Neuf ans. Il aura fallu neuf années entières pour que Peter Jackson nous transporte une nouvelle fois en Terre du Milieu. L’adaptation du Hobbit, c’était pourtant la première chose à laquelle on a pensé en décembre 2003 alors que Frodon faisait route pour Valinor. La production ne s’est pas faite sans difficultés : les problèmes financiers de la MGM ont créés de nombreux retards, causant le départ de Guillermo del Toro du projet et le retour de Peter Jackson.
Qui plus est, les fans des premiers films et des romans de Tolkien étaient inquiets à juste titre : un petit livre destiné au jeune public adapté en deux puis trois films, des rajouts issus des appendices mais aussi des éléments inventés de toutes pièces, la présence de treize nains tous différents et dont on se méfiait de l’humour, et une tonalité qui ne pouvait être qu’étrange vu le livre et la volonté du réalisateur de faire quelque chose dans la continuité des précédents

Mais Peter Jackson balaye tout ça d’un mouvement de caméra et livre un film digne de figurer en bonne place à coté du Seigneur des Anneaux.

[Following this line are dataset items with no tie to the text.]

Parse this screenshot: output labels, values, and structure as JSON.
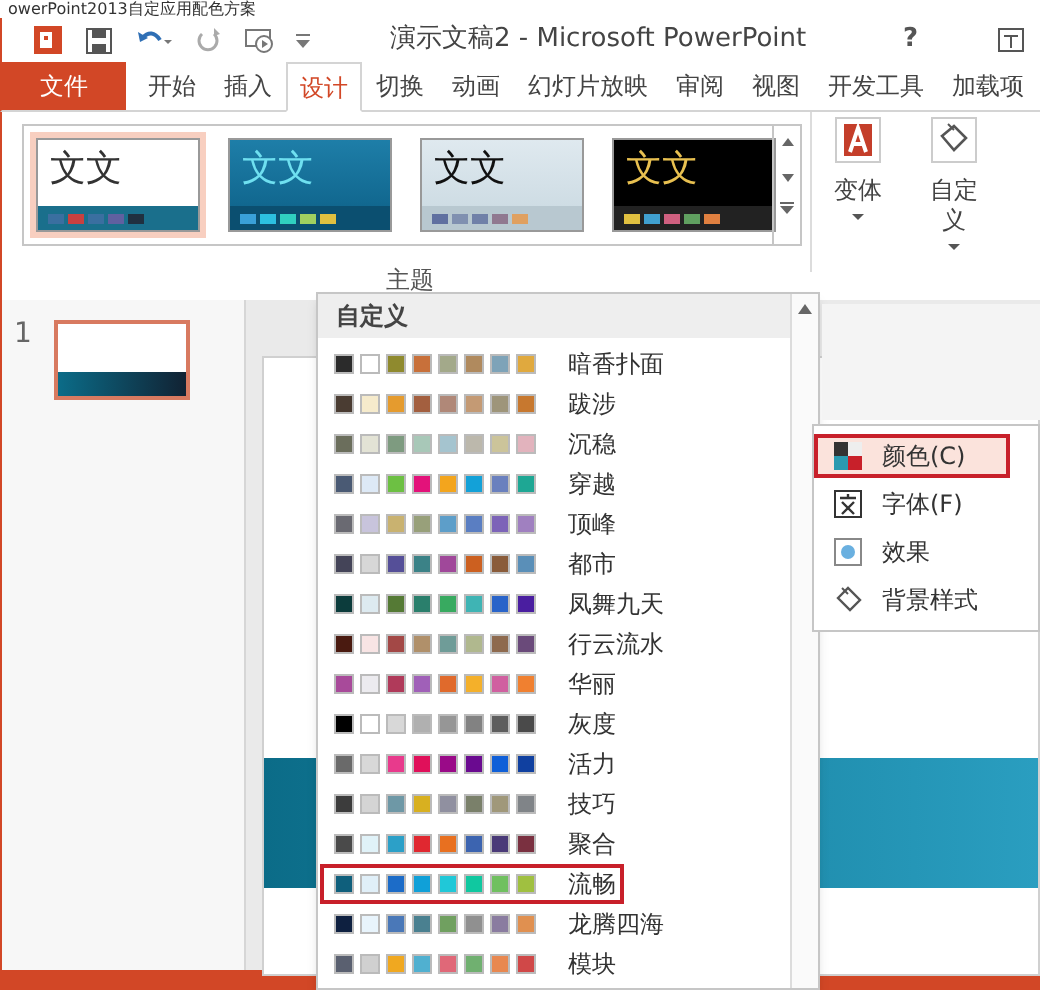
{
  "caption": "owerPoint2013自定应用配色方案",
  "title_bar": {
    "title": "演示文稿2 - Microsoft PowerPoint",
    "help": "?"
  },
  "tabs": [
    {
      "label": "文件",
      "kind": "file",
      "selected": false
    },
    {
      "label": "开始",
      "kind": "tab",
      "selected": false
    },
    {
      "label": "插入",
      "kind": "tab",
      "selected": false
    },
    {
      "label": "设计",
      "kind": "tab",
      "selected": true
    },
    {
      "label": "切换",
      "kind": "tab",
      "selected": false
    },
    {
      "label": "动画",
      "kind": "tab",
      "selected": false
    },
    {
      "label": "幻灯片放映",
      "kind": "tab",
      "selected": false
    },
    {
      "label": "审阅",
      "kind": "tab",
      "selected": false
    },
    {
      "label": "视图",
      "kind": "tab",
      "selected": false
    },
    {
      "label": "开发工具",
      "kind": "tab",
      "selected": false
    },
    {
      "label": "加载项",
      "kind": "tab",
      "selected": false
    }
  ],
  "themes": [
    {
      "sample": "文文",
      "kind": "white",
      "selected": true
    },
    {
      "sample": "文文",
      "kind": "blue",
      "selected": false
    },
    {
      "sample": "文文",
      "kind": "light",
      "selected": false
    },
    {
      "sample": "文文",
      "kind": "dark",
      "selected": false
    }
  ],
  "ribbon_buttons": [
    {
      "label": "变体",
      "kind": "variants"
    },
    {
      "label": "自定义",
      "kind": "customize"
    }
  ],
  "group_label": "主题",
  "slides": [
    {
      "number": "1",
      "selected": true
    }
  ],
  "color_menu": {
    "header": "自定义",
    "schemes": [
      {
        "name": "暗香扑面",
        "selected": false,
        "swatches": [
          {
            "color": "#2b2b2b"
          },
          {
            "color": "#ffffff"
          },
          {
            "color": "#8f8a2e"
          },
          {
            "color": "#c8703a"
          },
          {
            "color": "#a3a98a"
          },
          {
            "color": "#b08a5e"
          },
          {
            "color": "#7ea3b8"
          },
          {
            "color": "#e0a93e"
          }
        ]
      },
      {
        "name": "跋涉",
        "selected": false,
        "swatches": [
          {
            "color": "#4a3c32"
          },
          {
            "color": "#f6ebcc"
          },
          {
            "color": "#e59b2e"
          },
          {
            "color": "#a35f3f"
          },
          {
            "color": "#b08878"
          },
          {
            "color": "#c49a74"
          },
          {
            "color": "#9e957a"
          },
          {
            "color": "#c7782f"
          }
        ]
      },
      {
        "name": "沉稳",
        "selected": false,
        "swatches": [
          {
            "color": "#6b6e5c"
          },
          {
            "color": "#e3e3d5"
          },
          {
            "color": "#7e9b80"
          },
          {
            "color": "#a8c8b8"
          },
          {
            "color": "#a5c4cf"
          },
          {
            "color": "#bcb8ac"
          },
          {
            "color": "#ccc49a"
          },
          {
            "color": "#e2b3bd"
          }
        ]
      },
      {
        "name": "穿越",
        "selected": false,
        "swatches": [
          {
            "color": "#4a5a74"
          },
          {
            "color": "#dde9f6"
          },
          {
            "color": "#6dc043"
          },
          {
            "color": "#e3127a"
          },
          {
            "color": "#f3a51d"
          },
          {
            "color": "#13a1d8"
          },
          {
            "color": "#6a80be"
          },
          {
            "color": "#1ea794"
          }
        ]
      },
      {
        "name": "顶峰",
        "selected": false,
        "swatches": [
          {
            "color": "#6a6a72"
          },
          {
            "color": "#c8c4dc"
          },
          {
            "color": "#c9b270"
          },
          {
            "color": "#98a07a"
          },
          {
            "color": "#5d9ec9"
          },
          {
            "color": "#5a7ec2"
          },
          {
            "color": "#7d64b8"
          },
          {
            "color": "#a080c0"
          }
        ]
      },
      {
        "name": "都市",
        "selected": false,
        "swatches": [
          {
            "color": "#444458"
          },
          {
            "color": "#d7d7d7"
          },
          {
            "color": "#554f98"
          },
          {
            "color": "#3b8287"
          },
          {
            "color": "#a0489a"
          },
          {
            "color": "#cc6020"
          },
          {
            "color": "#8a5c3a"
          },
          {
            "color": "#5a8fb8"
          }
        ]
      },
      {
        "name": "凤舞九天",
        "selected": false,
        "swatches": [
          {
            "color": "#0c3c3c"
          },
          {
            "color": "#ddeaf0"
          },
          {
            "color": "#557a35"
          },
          {
            "color": "#2a7f6c"
          },
          {
            "color": "#38aa60"
          },
          {
            "color": "#3fb4b4"
          },
          {
            "color": "#2a64c9"
          },
          {
            "color": "#4a1ea0"
          }
        ]
      },
      {
        "name": "行云流水",
        "selected": false,
        "swatches": [
          {
            "color": "#4a1a10"
          },
          {
            "color": "#f8e4e4"
          },
          {
            "color": "#a34846"
          },
          {
            "color": "#b0906a"
          },
          {
            "color": "#6f9c98"
          },
          {
            "color": "#b0b88e"
          },
          {
            "color": "#8e6a4e"
          },
          {
            "color": "#6a4a7a"
          }
        ]
      },
      {
        "name": "华丽",
        "selected": false,
        "swatches": [
          {
            "color": "#a84a9a"
          },
          {
            "color": "#ecebef"
          },
          {
            "color": "#b03a5a"
          },
          {
            "color": "#a060b8"
          },
          {
            "color": "#e06a2c"
          },
          {
            "color": "#f4b02a"
          },
          {
            "color": "#d060a0"
          },
          {
            "color": "#f08030"
          }
        ]
      },
      {
        "name": "灰度",
        "selected": false,
        "swatches": [
          {
            "color": "#000000"
          },
          {
            "color": "#ffffff"
          },
          {
            "color": "#d8d8d8"
          },
          {
            "color": "#b0b0b0"
          },
          {
            "color": "#969696"
          },
          {
            "color": "#828282"
          },
          {
            "color": "#5e5e5e"
          },
          {
            "color": "#4a4a4a"
          }
        ]
      },
      {
        "name": "活力",
        "selected": false,
        "swatches": [
          {
            "color": "#6a6a6a"
          },
          {
            "color": "#d8d8d8"
          },
          {
            "color": "#e83a8c"
          },
          {
            "color": "#e0105a"
          },
          {
            "color": "#9a0a88"
          },
          {
            "color": "#6a0a90"
          },
          {
            "color": "#1060d8"
          },
          {
            "color": "#1040a0"
          }
        ]
      },
      {
        "name": "技巧",
        "selected": false,
        "swatches": [
          {
            "color": "#3c3c3c"
          },
          {
            "color": "#d4d4d4"
          },
          {
            "color": "#6e98a6"
          },
          {
            "color": "#d8b020"
          },
          {
            "color": "#9090a0"
          },
          {
            "color": "#7a806a"
          },
          {
            "color": "#a0987a"
          },
          {
            "color": "#808488"
          }
        ]
      },
      {
        "name": "聚合",
        "selected": false,
        "swatches": [
          {
            "color": "#4a4a4a"
          },
          {
            "color": "#e0f2f8"
          },
          {
            "color": "#2ca0c8"
          },
          {
            "color": "#e02830"
          },
          {
            "color": "#e87020"
          },
          {
            "color": "#3c64b0"
          },
          {
            "color": "#4a3a78"
          },
          {
            "color": "#7a3040"
          }
        ]
      },
      {
        "name": "流畅",
        "selected": true,
        "swatches": [
          {
            "color": "#0f5f7c"
          },
          {
            "color": "#e0eff8"
          },
          {
            "color": "#1c6cc8"
          },
          {
            "color": "#10a0d8"
          },
          {
            "color": "#20c8d8"
          },
          {
            "color": "#10c8a0"
          },
          {
            "color": "#70c060"
          },
          {
            "color": "#a0c040"
          }
        ]
      },
      {
        "name": "龙腾四海",
        "selected": false,
        "swatches": [
          {
            "color": "#0e2040"
          },
          {
            "color": "#e8f4fc"
          },
          {
            "color": "#4a78b8"
          },
          {
            "color": "#4a8090"
          },
          {
            "color": "#70a060"
          },
          {
            "color": "#909090"
          },
          {
            "color": "#8a7ca0"
          },
          {
            "color": "#e09050"
          }
        ]
      },
      {
        "name": "模块",
        "selected": false,
        "swatches": [
          {
            "color": "#5a6070"
          },
          {
            "color": "#d0d0d0"
          },
          {
            "color": "#f0a820"
          },
          {
            "color": "#50b0d0"
          },
          {
            "color": "#e06878"
          },
          {
            "color": "#70b070"
          },
          {
            "color": "#e88850"
          },
          {
            "color": "#d04848"
          }
        ]
      }
    ]
  },
  "submenu": [
    {
      "label": "颜色(C)",
      "kind": "colors",
      "selected": true
    },
    {
      "label": "字体(F)",
      "kind": "fonts",
      "selected": false
    },
    {
      "label": "效果",
      "kind": "effects",
      "selected": false
    },
    {
      "label": "背景样式",
      "kind": "background",
      "selected": false
    }
  ]
}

Ce voyage est effectivement inattendu, non seulement pour le jeune Hobbit que l’on vient chercher pour venir en aide à des nains mais aussi pour le spectateur qui se méfiait de l’adaptation. Ainsi, Le Hobbit s’ouvre sur une scène se déroulant juste avant la fête d’anniversaire de Bilbo, vue dans la Communauté. Le Hobbit commence à écrire son histoire pour la raconter à Frodon, qui lui-même saisit son livre pour aller faire une surprise à Gandalf, que tout le monde attend.
Ce préambule, emprunt de nostalgie, sera prolongé par une introduction racontant l’histoire des nains avant de nous emmener au coeur-même de l’histoire. Il permettra surtout au spectateur de retrouver ses marques. Ceux qui n’aiment pas le travail de Peter Jackson n’apprécieront d’ailleurs guère ce nouveau film tant nous sommes en terrain connu.
Mais au delà de l’introduction en elle-même, sa place chronologique dans l’univers et quelques scènes écrites par Tolkien et figurant dans le Seigneur des Anneaux prouvent que Peter Jackson a tout compris sur la manière d’adapter J.R.R Tolkien au cinéma.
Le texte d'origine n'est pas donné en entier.